Пятно было вишневого цвета. Вацлава сгубил не приступ. Отнюдь! Друг ее детства, первый любовник, Герман оказался предателем, но надо отдать ему должное — он преподнес ей несколько прекрасных уроков. И вот настал момент воспользоваться его знаниями. Моника обернулась, и толпа, окружившая ее, отшатнулась. Ее глаза обратились к Кларе, и та прочла обвинение, пошатнулась, задрожала. Горящий взор молодой женщины будто выжег на ее лбу клеймо убийцы. Люди обернулись к Кларе, смотрели на нее, и их назойливое внимание придало ей сил.
— Она! — вырвался из ее горла хрип. — Это она спаивала Вацлава каким-то зельем и отравила его! Полицию! Скорее полицию! Хватайте ее, убийцу!
Рука священника сжала запястье Моники.
— Пустите! — прошипела та, и священник отпрянул, заметив зажатый в ее ладони нож.
Моника кинулась в толпу. Почувствовав в своих объятьях жертву, людей обуяло безумие. Они рвали волосы, сбрасывая вуаль и шляпу, неумолимые кулаки рушились на ее хрупкие плечи. Те, что начали с тычков, уже нацеливали удар в лицо, оплеванное, исцарапанное. Кто-то замахнулся тростью, стараясь ударить Монику по голове. В тот момент она упала, и трость огрела ее по спине.
— Стойте! Вы убьете моего ребенка! — закричала она, уворачиваясь от новых пинков. Ее голос вдруг обрел небывалую силу, благодаря отчаянию, благодаря звериной решимости выжить. — Всем застыть и слушать! Один шаг и… — Моника не знала, что сказать. Нож в ее руке казался бесполезной игрушкой, она не могла воспользоваться им.
Священник, стоя позади толпы, шевелил губами и крестился:
— Вон из дома Божьего… Ведьме здесь не место…
Моника усмехнулась и бросила нож на каменный пол.
— Этот нож — черта! Кто зайдет за нее, погибнет сегодня же…в полдень… мучительной кровавой смертью! На этом ноже заклятье. А проклятия моего не избежит ни один из вас! — гаркнула она оцепеневшим людям. — А я напьюсь вашей крови, как выпила холодную кровь Вацлава!
Ее голос дребезжал, скулил и скрипел, затрагивая самую чувствительную струну каждого — суеверный страх перед немыслимым.
— Вампирша, боже! — женщина, которая рвала ее волосы, упала без чувств.
— Умри! — прошипела Моника, указывая на поверженную пальцем.
Люди окаменели. Суеверия воспитывались в чехах веками, их город жил легендами, детей пугали оборотнями. В стенах костела, куда смогла проникнуть нечистая сила, они перестали чувствовать себя в безопасности.

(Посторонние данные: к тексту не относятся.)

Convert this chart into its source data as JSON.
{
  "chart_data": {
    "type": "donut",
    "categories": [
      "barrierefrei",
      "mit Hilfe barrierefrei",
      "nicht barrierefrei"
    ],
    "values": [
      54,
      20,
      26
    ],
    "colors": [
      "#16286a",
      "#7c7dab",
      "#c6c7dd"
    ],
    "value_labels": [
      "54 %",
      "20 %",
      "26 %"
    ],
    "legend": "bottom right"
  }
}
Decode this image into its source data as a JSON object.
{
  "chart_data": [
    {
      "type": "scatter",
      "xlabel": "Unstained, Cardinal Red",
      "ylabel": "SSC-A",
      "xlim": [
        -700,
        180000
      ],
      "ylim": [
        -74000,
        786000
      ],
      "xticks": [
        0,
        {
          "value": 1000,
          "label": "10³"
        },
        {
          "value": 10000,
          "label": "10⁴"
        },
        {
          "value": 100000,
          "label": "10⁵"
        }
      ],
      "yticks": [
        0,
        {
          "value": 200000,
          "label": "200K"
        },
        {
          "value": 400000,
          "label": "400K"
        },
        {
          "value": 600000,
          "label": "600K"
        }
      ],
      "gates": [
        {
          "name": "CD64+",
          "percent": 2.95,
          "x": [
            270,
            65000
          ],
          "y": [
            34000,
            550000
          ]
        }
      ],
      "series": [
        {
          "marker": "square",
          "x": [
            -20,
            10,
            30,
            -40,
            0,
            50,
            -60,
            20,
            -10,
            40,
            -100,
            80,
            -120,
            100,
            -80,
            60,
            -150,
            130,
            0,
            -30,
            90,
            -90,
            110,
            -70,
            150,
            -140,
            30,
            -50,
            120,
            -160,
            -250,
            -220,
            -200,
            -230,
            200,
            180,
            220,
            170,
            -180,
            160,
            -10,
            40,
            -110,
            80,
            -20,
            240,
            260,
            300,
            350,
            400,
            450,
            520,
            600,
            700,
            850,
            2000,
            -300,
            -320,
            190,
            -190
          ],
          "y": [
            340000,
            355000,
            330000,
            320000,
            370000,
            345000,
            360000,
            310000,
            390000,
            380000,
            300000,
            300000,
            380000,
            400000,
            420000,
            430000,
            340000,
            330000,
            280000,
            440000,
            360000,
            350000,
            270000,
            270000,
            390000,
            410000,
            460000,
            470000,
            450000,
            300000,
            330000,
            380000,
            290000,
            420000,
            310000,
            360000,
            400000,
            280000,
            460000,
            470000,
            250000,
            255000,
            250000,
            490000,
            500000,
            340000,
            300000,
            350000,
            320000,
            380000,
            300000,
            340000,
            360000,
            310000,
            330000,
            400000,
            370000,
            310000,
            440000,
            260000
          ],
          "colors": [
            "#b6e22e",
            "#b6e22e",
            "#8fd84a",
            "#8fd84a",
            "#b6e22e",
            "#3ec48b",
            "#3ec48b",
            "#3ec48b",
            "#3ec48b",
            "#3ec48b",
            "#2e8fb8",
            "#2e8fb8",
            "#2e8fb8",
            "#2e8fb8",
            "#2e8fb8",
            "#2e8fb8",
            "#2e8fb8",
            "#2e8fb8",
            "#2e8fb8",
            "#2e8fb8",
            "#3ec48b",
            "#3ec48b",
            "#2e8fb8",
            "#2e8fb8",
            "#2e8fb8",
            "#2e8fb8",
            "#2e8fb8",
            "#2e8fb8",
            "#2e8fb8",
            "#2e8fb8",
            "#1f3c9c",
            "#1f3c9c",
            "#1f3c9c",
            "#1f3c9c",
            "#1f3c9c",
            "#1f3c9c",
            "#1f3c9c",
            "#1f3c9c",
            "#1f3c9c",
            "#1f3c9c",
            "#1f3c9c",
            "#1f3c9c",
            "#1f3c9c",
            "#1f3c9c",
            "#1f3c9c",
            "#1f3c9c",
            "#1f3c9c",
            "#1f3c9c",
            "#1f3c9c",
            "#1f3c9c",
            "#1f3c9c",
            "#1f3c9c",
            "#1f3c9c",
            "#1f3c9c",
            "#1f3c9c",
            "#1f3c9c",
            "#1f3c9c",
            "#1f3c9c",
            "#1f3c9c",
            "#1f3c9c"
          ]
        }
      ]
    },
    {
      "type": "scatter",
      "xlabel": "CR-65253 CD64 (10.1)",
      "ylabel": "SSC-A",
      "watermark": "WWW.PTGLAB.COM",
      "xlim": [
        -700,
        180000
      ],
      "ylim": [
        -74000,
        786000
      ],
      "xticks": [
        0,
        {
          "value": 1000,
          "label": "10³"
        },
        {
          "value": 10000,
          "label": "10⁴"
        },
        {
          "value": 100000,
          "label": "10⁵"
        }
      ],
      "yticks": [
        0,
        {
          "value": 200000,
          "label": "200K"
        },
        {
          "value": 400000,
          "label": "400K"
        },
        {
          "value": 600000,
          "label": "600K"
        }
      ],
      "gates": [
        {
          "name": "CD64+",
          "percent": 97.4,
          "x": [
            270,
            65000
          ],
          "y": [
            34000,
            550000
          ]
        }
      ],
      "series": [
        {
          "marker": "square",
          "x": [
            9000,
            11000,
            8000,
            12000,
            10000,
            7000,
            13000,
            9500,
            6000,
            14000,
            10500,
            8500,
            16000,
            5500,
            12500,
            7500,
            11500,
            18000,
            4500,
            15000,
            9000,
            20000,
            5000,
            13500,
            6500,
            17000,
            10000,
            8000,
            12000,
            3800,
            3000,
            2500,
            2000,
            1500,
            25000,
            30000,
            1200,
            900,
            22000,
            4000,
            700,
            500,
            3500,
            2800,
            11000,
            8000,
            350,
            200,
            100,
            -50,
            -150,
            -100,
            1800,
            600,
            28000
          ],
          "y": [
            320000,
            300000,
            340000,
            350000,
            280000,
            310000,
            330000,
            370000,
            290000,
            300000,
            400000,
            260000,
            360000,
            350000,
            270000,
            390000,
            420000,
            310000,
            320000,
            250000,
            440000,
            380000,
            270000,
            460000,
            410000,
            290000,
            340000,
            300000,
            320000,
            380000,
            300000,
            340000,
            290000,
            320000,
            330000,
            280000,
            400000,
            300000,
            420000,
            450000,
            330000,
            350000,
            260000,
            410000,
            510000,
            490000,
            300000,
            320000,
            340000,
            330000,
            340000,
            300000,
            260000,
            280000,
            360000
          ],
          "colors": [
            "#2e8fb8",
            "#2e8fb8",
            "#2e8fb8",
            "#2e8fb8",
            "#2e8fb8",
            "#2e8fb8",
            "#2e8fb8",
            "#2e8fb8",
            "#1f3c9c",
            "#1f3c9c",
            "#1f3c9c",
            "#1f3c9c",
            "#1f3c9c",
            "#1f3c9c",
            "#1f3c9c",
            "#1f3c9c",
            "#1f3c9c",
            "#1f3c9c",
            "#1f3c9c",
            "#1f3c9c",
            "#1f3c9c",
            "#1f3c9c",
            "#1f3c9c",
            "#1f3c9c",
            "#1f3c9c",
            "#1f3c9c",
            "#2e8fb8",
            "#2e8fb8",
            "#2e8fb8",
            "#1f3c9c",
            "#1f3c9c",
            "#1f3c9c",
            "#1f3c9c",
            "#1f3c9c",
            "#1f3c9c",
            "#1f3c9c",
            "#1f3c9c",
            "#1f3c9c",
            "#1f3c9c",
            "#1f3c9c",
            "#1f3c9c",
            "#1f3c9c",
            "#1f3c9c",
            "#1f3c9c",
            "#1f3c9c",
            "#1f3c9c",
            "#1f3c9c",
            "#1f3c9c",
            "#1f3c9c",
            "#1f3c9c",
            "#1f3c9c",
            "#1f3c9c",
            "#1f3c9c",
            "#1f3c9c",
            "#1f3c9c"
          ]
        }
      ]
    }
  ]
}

Моника открыла тяжелую дверь. Порыв холодного ветра поднял с пола ее черную вуаль и бросил на канделябр у гроба. Ткань вспыхнула, огонь перекинулся на сухое дерево ящика, и вскоре мертвец исчез в огромном костре, пылающем на алтаре.
По храму разнесся зловещий смех, и дубовая дверь с грохотом захлопнулась.
Глава 7
Неделю спустя по беспроволочному радиотелеграфу в полицию Вены поступила информация об убийстве, совершенном в Праге. Убийцей была женщина, имеющая отпечатки пальцев, соответствующие отпечаткам Моники Каттнер, разыскиваемой за серию преступлений. Отпечатки пальцев были сняты с оставленного ею ножа и оказались идентичны имеющимся в картотеке. По заключению экспертов убийство было совершено путем отравления цианистым калием. В качестве доказательства имелась бутыль настоя, в котором был обнаружен яд. Преступница не поймана.
В кабинете начальника полиции прогремел голос:
— Позовите Германа!
Среди его сотрудников еще не было более умного, более расчетливого и трезвого, чем Герман, ведь побороть преступность способен только преступник. А за полгода Герман прошел хорошую школу: перевоплощения, тайные проникновения в притоны, «подсадка» в тюремные камеры. Но никогда он не примерял полицейскую форму, не показывался на улице с ротвейлером[7]. Вот и сейчас Герман появился в твидовом костюме и производил впечатление молодого денди. Образ так не вязался с местом, где он очутился.